As a producer of sound and film, as well as an enthusiast of history and the arts, I was fascinated by the idea of a project that would unveil the rich heritage of Plymouth through entertainment. Being part of the team has exposed me to an amazing amount of knowledge about the past of the city where I’m living.
During one of the recent team meetings we had the chance to visit the South West Film and Television Archive.
For those who aren’t familiar with it, the South West Film and Television Archive (SWFTA) is the largest regional film and television archive in the UK.
The archive was created when Television South West (TSW) closed at the end of 1993 and a great deal of SWFTA’s material is from TSW and its predecessor, Westward Television.
SWFTA’s core functions are preserving and making the material in its archive available. My role within this project will benefit from the archive, which contains invaluable footage of the Barbican in the past.

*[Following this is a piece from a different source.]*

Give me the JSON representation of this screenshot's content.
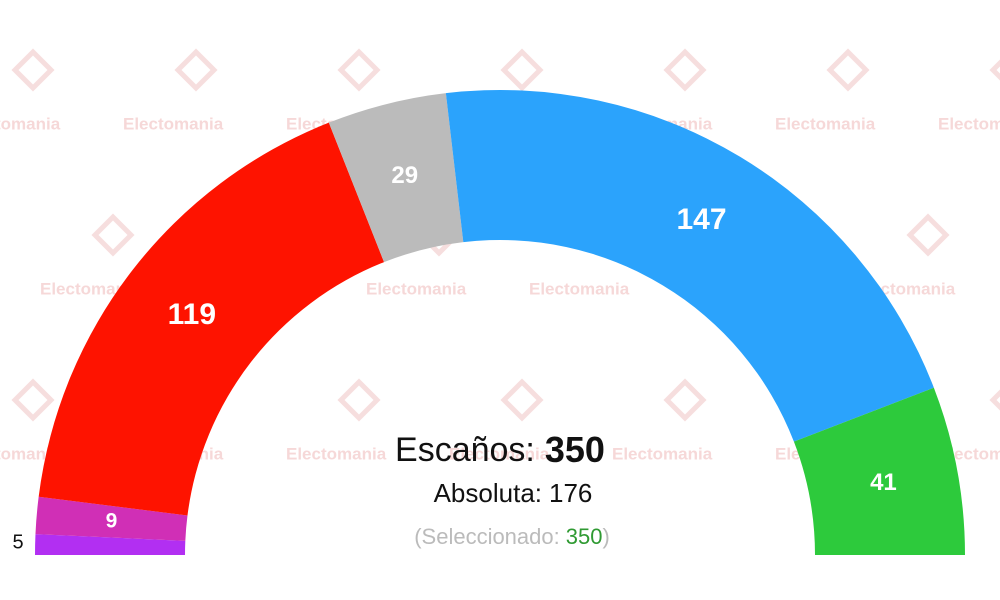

During the visit to SWFTA we were welcomed by Stacey Anderson, the Archive Director. She was kind enough to guide us around the building and give us an overview of the work that is carried out there.
Everyone on the team enjoyed the visit. A particular highlight was getting to see Gus Honeybun. I didn’t know who this funny puppet was, but it was a nice surprise for those who were born and raised in Plymouth and the local area.
Gus was the Westward Television and TSW mascot from 1961 to 1993. He’s a sort of a legend to a generation of people who tuned in at tea time on their birthdays to see if they were lucky enough to have their birthday cards read out, accompanied by a magic button or some bunny hops!
Some of SWFTA’s material dates back to the 1890s. It was fascinating to see how much history can be stored in a few rooms, and how much effort goes into the preservation and digitisation of the collections and old equipment.
The visit was particularly significant to me as the film maker for the walking tours project. Experiences like this visit have really cemented the project and boosted the enthusiasm of all those involved. I can’t wait to see what the team achieves and, eventually, be part of the audience.